Avec une amère nostalgie, je regarde tomber la neige (impassible
manège) et je me souviens.

Je me remémore ce champ des possibles presque infini qu’offrait la nuit, cet espace quasi-illimité où j’aimais tant m’aventurer, oscillant au gré du vent, entre apéros, restaurants, discothèques, night-clubs, rencontres…

Qu’ils soient taxis, policiers ou barmaids, les “nuiteux” connaissent
parfaitement cet univers parallèle. Ses codes, ses lois, toutes ses
motivations qui le guident.

Cette volonté du quidam de déborder, de décrocher, de s’extraire de sa diurne et stricte condition productiviste, afin de prendre sa revanche sur sa temporalité pour aller habiter, dans l’ombre, à l’ombre des regards, à l’ombre des convenances, une autre vie.

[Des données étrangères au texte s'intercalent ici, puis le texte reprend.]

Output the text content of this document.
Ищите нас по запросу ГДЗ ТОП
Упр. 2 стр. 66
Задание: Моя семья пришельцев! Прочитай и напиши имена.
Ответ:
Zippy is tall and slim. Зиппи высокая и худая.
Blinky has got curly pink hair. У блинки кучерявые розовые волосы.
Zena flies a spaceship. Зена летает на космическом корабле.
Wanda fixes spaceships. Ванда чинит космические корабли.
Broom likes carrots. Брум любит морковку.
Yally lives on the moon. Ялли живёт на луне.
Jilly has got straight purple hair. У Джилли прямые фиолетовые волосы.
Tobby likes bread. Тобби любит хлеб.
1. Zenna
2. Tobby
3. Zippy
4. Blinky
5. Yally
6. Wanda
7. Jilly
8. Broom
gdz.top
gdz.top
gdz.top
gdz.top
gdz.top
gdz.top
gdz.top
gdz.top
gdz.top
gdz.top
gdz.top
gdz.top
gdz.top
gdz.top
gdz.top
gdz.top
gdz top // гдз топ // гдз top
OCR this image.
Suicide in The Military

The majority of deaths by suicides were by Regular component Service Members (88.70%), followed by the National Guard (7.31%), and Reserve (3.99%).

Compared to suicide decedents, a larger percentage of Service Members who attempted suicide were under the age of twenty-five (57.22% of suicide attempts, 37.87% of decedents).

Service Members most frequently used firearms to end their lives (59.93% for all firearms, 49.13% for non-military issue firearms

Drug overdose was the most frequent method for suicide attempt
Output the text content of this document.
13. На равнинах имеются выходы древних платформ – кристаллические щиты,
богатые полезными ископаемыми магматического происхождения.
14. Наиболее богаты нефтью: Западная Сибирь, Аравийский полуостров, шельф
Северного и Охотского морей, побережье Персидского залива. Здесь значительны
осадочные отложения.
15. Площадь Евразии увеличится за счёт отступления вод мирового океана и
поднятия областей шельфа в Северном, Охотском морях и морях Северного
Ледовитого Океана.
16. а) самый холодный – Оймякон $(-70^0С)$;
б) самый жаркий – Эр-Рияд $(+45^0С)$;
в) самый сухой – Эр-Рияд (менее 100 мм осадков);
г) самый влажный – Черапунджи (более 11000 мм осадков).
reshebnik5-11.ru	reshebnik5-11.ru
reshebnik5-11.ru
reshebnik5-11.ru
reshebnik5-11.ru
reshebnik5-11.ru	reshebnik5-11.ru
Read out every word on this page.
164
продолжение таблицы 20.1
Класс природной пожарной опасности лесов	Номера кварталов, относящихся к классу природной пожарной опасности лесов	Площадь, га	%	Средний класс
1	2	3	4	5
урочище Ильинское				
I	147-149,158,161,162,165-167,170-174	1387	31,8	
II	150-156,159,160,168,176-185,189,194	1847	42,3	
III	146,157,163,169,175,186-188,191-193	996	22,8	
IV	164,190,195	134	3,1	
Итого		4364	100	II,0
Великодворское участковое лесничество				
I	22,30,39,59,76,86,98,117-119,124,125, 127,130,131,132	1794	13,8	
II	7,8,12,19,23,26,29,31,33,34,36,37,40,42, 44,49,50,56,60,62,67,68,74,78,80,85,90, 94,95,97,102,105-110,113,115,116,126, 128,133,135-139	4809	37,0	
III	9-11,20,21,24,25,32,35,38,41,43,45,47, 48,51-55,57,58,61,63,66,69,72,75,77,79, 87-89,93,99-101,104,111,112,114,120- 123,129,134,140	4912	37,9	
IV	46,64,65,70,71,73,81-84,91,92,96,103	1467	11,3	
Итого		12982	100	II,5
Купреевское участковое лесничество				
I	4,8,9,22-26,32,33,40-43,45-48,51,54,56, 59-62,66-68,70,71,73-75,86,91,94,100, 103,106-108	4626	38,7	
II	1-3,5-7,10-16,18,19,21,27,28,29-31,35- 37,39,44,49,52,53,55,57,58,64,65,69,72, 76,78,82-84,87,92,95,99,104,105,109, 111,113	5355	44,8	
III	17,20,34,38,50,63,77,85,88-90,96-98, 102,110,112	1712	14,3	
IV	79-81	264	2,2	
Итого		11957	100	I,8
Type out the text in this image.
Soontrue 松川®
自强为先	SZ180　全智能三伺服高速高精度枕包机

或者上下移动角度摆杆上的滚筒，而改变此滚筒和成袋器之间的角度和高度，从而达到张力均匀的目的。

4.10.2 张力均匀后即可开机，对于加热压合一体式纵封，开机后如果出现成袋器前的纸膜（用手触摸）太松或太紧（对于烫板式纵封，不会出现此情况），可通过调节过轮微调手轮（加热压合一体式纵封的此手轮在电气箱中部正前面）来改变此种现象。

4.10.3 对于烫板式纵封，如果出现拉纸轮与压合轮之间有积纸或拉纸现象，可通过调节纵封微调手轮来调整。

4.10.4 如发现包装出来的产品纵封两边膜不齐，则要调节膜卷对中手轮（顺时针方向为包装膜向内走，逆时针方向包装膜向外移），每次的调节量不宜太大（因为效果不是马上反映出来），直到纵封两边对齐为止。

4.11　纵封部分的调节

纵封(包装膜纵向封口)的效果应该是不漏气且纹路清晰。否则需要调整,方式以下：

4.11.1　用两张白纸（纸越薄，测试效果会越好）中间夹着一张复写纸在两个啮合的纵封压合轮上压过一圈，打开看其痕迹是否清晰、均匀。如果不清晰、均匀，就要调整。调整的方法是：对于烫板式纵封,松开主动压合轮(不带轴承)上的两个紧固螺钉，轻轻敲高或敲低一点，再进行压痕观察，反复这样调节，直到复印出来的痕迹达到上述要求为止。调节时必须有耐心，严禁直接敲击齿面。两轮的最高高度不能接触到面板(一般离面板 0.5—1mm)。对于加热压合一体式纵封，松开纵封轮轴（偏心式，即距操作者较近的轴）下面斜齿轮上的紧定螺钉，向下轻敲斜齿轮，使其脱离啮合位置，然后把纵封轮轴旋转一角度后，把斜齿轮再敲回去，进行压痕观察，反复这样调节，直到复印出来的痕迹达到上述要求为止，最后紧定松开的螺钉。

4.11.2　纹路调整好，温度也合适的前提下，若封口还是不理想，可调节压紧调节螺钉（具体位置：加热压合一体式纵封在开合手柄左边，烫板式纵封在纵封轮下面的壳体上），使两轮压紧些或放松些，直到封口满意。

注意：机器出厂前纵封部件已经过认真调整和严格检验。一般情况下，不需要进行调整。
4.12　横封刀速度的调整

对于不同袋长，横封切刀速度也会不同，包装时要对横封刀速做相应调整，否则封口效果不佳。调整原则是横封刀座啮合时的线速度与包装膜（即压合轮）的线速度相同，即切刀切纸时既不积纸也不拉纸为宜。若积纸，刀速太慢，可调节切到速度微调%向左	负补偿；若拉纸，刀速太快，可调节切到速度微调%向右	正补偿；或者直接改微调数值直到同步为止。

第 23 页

Qu’elle soit d’ivresse ou torride (parfois même les deux à la fois), la nuit révèle notre vrai visage, notre nature authentique : nous apprenons de nos excès, nous offrons un sens à la déraison.

Alain Bashung le résumait parfaitement : « La nuit je mens. Je m’en lave les mains ».

Dans les discothèques, dont les platines sont empoussiérées depuis près de 10 mois, le monde se brassait. C’était le lieu d’indistanciation sociale et physique par excellence. Le rendez-vous du peut-être.

Parfums, musiques, désirs… La valse des émotions était exaltante et salvatrice.

Ce tourbillon sensoriel s’achevait généralement aux premières lueurs de l’aube. Lorsqu’un nouveau jour accouchait d’un paradis perdu :
l’insouciance.

C’est seulement aujourd’hui, acculé par le fardeau d’un ennui pesant et d’une sclérose anxio-dépressive généralisée, que l’on perçoit à quel point sortir librement était important.

Qu’il nous était tellement profitable, ce pouvoir de partir, d’aller (“voir”) ailleurs, comme et quand on le voulait. Qu’elle était précieuse et fondamentale, cette faculté d’exister autrement.

Car même si l’on s’en satisfait, les raclettes, les fondues ou les pierrades en famille ne compensent pas tout. Encore moins les trop virtuelles interactions proposées « à distance »…

Le monde d’avant nous manque. La proximité humaine nous fait défaut. Ce tunnel semble interminable.

Jusqu’à quand demeurerons-nous fugitifs de notre destinée ?

Il est grand temps que ce cauchemar prenne fin.

Le goulot d’étranglement se profile.

Si l’on nous en laisse encore la possibilité, devrons-nous bientôt choisir entre la liberté ou la mort ?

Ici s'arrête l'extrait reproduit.